“¡Javy, sientate!” Javy sit! I desperately tried to get Javy, the 6 year-old demon-child in the kindergarten class that I volunteer at, to calm down as he crawled across the classroom floor on his stomach as though he was an Army Marine. Ahh crap, uhmm en el imperativo negativo you’re supposed to add an -es for the tu form si es un verbo que termina con -ar… So don’t throw that would be… “Javy, no lo tires!!” My mental processing in Spanglish of how to say a phrase as simple as “don’t throw that” was just a split second too slow as the necessary words were uttered as Javy started to hurl the pencil case. Watching the pencil case being released from Javy’s hand towards one of the other students in the class was reminiscent of one of those slow motion, uber dramatic movie scenes (luckily Javy missed his target because soccer is the main sport in Spain, thus all the kids have pretty lousy aim when throwing stuff).

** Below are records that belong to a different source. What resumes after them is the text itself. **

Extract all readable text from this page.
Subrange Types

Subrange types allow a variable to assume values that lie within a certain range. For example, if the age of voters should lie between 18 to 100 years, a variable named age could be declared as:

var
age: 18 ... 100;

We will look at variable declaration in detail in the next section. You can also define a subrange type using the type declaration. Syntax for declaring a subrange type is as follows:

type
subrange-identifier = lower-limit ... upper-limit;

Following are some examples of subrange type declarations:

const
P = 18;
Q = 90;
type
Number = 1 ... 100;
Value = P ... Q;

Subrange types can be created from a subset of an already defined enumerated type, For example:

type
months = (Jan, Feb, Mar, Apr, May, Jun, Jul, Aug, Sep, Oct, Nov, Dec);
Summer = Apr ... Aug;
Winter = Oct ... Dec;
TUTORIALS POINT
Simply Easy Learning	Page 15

Ughh, I groaned to myself, why did Spaniards have to create a whole effin separate tense for negative commands… While I was taking a moment to wallow in my own self-inadequacies I failed to notice that Sara, one of the other students in my class, was starting to take her shirt off whilst dancing on top of a desk. “Madre mia!! Sara bajate!” I looked across the room to the two other volunteers in the class, and their eyes were full of despair. Haha oh man… Okay enough is enough. I reached down, picked Javy up, sat him in his chair, carried him and the desk to the corner of the room, and said “Todos basta ya? Javy sientate en el rincón por 5 minutos!” Everyone enough, okay? Javy, sit in the corner for 5 minutes!…
Now, don’t get me wrong. I love the kids that I volunteer with and it has been an amazing experience as I have been able to further practice my Spanish while learning more about Spanish culture. But based on my observations, the most well-behaved of these Spanish kids are definitely a lot rowdier and unruly than the worst American kids I’ve taught or babysat. I can’t say definitively what the cause of this is, but I have a hypothesis: after years of suppression and censorship under the Franco dictatorship, Spaniards in contemporary society have over-embraced their newfound liberties and contorted this freedom into pseudo-anarchism. I’m probably over-exaggerating things to a certain extent, but seeing this sense of self-liberation in Spaniards, particularly those of younger generations, has been quite fascinating to me as I learn about Spain’s history and try piecing together what I’ve learned in the classroom and what I’ve witnessed firsthand.
Anyways, the moral of this story is if for some reason you plan on baby-sitting Spanish kids anytime in the near future… beware.